Allerdings bilanziert Ausschuss-Chef Franz Schindler (SPD) am Ende schon: „Auch bayerische Behörden haben bedauerlicher Weise versagt.“ Tatsächlich ist die Summe der Versäumnisse, die der Ausschuss zutage befördert hat, erschreckend. Warum wurde so lange so vehement in Richtung Organisierte Kriminalität ermittelt? Warum wurde ein möglicher ausländerfeindlicher Hintergrund erst nach Jahren eingehend untersucht? Warum hatte der bayerische Verfassungsschutz so viele V-Leute in der rechten Szene und wusste doch nicht, dass sich die Szene verändert? Warum musste die Polizei so lange warten, um Informationen vom Landesamt zu bekommen? Warum lief die Zusammenarbeit mit anderen Ländern so schleppend? „Es ist manchmal schwieriger, von einem anderen Bundesland Informationen zu kriegen als vom Kongo“, meinte der frühere Chef der Münchner Mordkommission, Josef Wilfling, bei seiner Vernehmung.
Kritik an Zusammenarbeit der Behörden
Und der ehemalige Leiter der Sonderkommission „Bosporus“, Wolfgang Geier, kritisierte die Zusammenarbeit mit dem Verfassungsschutz als eine „Einbahnstraße“. Auch diese Frage bleibt am Schluss ziemlich unbeantwortet stehen: Warum wurde der Hinweis einer Frau, die zwei der Terroristen an einem Nürnberger Tatort beobachtete und später auf Videoaufnahmen von einem Kölner Bombenanschlag wiedererkannte, nicht ausreichend weiterverfolgt? Warum hielt es der damals leitende Staatsanwalt nicht für nötig, auch nur einmal den direkten Kontakt zu seinem Kölner Kollegen zu suchen? Und: Warum ließ sich Justizministerin Beate Merk (CSU) – anders als ihr Kollege Günther Beckstein – nicht ein einziges Mal über Details aus den Ermittlungen informieren?
Die Summe der offenen Fragen am Ende ist gewaltig. Welche Lehren für die Zukunft man ziehen sollte – das soll nun bis zur Verabschiedung des Abschlussberichts beraten werden.

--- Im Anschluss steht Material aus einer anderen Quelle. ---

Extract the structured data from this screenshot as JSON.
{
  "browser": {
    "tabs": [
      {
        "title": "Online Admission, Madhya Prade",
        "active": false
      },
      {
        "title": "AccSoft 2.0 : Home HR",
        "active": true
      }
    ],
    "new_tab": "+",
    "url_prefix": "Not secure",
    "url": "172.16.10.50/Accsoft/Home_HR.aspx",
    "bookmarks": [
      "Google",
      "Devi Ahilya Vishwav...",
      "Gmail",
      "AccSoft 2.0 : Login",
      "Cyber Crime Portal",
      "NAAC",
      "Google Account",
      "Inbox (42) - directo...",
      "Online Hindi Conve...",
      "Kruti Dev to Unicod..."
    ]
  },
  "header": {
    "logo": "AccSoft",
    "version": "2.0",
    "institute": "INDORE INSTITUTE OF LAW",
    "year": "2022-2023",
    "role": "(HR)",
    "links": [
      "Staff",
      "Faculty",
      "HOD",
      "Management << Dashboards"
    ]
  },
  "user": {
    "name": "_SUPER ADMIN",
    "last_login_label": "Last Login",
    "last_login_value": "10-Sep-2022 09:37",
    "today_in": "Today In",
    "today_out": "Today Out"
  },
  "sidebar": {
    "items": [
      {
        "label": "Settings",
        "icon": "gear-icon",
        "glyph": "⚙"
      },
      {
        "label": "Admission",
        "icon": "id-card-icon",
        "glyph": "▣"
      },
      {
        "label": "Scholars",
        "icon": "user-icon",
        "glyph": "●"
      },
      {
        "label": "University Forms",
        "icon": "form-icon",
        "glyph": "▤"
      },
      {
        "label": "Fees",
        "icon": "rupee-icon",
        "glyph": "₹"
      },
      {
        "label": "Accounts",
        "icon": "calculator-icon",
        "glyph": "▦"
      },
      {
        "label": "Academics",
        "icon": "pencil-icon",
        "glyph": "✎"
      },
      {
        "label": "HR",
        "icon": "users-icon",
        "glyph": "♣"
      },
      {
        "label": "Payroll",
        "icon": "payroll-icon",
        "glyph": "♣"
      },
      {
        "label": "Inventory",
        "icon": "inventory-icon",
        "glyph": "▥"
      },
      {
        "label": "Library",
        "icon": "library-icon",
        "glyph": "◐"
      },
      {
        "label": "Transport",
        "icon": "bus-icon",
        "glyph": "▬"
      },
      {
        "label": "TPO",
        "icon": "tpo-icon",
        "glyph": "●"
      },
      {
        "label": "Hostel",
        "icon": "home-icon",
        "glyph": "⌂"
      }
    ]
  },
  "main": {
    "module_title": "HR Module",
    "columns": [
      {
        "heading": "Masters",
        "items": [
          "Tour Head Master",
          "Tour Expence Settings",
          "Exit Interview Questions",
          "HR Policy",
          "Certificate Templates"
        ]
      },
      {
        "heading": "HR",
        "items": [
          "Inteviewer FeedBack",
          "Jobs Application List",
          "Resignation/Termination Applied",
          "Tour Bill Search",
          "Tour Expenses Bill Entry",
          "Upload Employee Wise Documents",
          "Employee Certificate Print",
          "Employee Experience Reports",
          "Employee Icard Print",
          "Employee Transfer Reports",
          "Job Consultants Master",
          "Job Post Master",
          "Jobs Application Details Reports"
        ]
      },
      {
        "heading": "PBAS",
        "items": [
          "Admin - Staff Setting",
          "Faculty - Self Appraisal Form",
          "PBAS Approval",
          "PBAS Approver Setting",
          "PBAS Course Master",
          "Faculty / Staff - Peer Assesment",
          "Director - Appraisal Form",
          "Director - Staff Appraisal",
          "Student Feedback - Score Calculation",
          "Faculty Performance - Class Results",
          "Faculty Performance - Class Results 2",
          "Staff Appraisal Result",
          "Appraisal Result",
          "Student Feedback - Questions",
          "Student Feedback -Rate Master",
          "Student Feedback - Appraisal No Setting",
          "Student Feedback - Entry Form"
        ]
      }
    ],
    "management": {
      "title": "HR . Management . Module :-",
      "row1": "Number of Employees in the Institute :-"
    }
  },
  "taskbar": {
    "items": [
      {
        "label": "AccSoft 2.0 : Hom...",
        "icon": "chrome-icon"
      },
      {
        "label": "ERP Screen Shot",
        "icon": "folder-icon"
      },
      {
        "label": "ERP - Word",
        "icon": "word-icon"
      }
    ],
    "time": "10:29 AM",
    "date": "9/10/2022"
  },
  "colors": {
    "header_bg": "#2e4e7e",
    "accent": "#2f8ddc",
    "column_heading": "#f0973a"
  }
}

Einen zentralen Punkt nennen Schindler und Ausschuss-Vize Otmar Bernhard (CSU) aber schon jetzt: dass bei derartigen Mordserien künftig standardmäßig und verstärkt in Richtung eines möglichen ausländerfeindlichen Motivs ermittelt wird.

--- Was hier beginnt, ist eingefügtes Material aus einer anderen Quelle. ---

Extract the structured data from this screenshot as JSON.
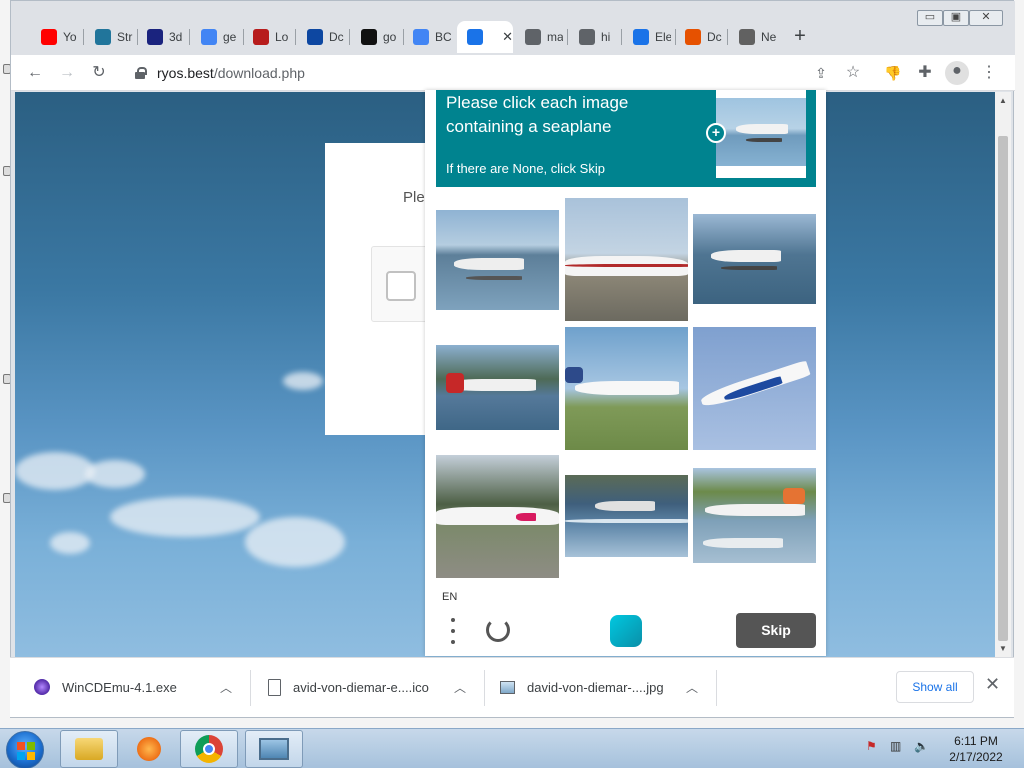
{
  "browser": {
    "tabs": [
      {
        "label": "Yo",
        "icon": "youtube-icon",
        "color": "#ff0000"
      },
      {
        "label": "Str",
        "icon": "wordpress-icon",
        "color": "#21759b"
      },
      {
        "label": "3d",
        "icon": "n-logo-icon",
        "color": "#1a237e"
      },
      {
        "label": "ge",
        "icon": "google-icon",
        "color": "#4285f4"
      },
      {
        "label": "Lo",
        "icon": "bird-icon",
        "color": "#b71c1c"
      },
      {
        "label": "Dc",
        "icon": "big-logo-icon",
        "color": "#0d47a1"
      },
      {
        "label": "go",
        "icon": "unsplash-icon",
        "color": "#111111"
      },
      {
        "label": "BC",
        "icon": "google-icon",
        "color": "#4285f4"
      },
      {
        "label": "",
        "icon": "chrome-blue-icon",
        "color": "#1a73e8"
      },
      {
        "label": "ma",
        "icon": "globe-icon",
        "color": "#5f6368"
      },
      {
        "label": "hi",
        "icon": "globe-icon",
        "color": "#5f6368"
      },
      {
        "label": "Ele",
        "icon": "chrome-blue-icon",
        "color": "#1a73e8"
      },
      {
        "label": "Dc",
        "icon": "orange-icon",
        "color": "#e65100"
      },
      {
        "label": "Ne",
        "icon": "grey-circle-icon",
        "color": "#616161"
      }
    ],
    "url_host": "ryos.best",
    "url_path": "/download.php"
  },
  "page": {
    "card_text": "Ple"
  },
  "captcha": {
    "prompt": "Please click each image containing a seaplane",
    "hint": "If there are None, click Skip",
    "language": "EN",
    "skip_label": "Skip",
    "tiles": [
      "seaplane-docked",
      "airliner-on-tarmac",
      "seaplane-on-water",
      "seaplane-by-shore",
      "airliner-landing",
      "airliner-in-flight",
      "airliner-on-runway",
      "seaplane-taking-off",
      "seaplane-at-dock"
    ]
  },
  "downloads": {
    "items": [
      {
        "name": "WinCDEmu-4.1.exe",
        "icon": "wincdemu-icon"
      },
      {
        "name": "avid-von-diemar-e....ico",
        "icon": "file-icon"
      },
      {
        "name": "david-von-diemar-....jpg",
        "icon": "image-file-icon"
      }
    ],
    "show_all": "Show all"
  },
  "taskbar": {
    "time": "6:11 PM",
    "date": "2/17/2022"
  }
}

Und dass Polizei und Verfassungsschutz stärker kooperieren müssen, ist quasi Konsens. Nur einer beklagte im Übrigen eine „beispiellosen Kampagne“ der Medien gegen den Verfassungsschutz: der ehemalige Leiter der für das Landesamt zuständigen Ministeriumsabteilung, Wolf-Dieter Remmele. Nach dem Ausschuss ist aber möglicherweise auch vor dem Ausschuss: Denn nach der überraschenden Aussage eines Polizisten in einer der allerletzten Sitzungen ist durchaus möglich, dass es nach der Landtagswahl einen neuen NSU-Untersuchungsausschuss gibt. Der Polizeibeamte sagte aus, das Kürzel „NSU“ sei schon 2007 bei einer Dienstbesprechung verwendet worden – was eine spektakuläre Neuigkeit wäre. Zwei andere Beamte aber widersprachen entschieden. Wer hat nun Recht? Auch diese Frage bleibt bis auf weiteres unbeantwortet stehen.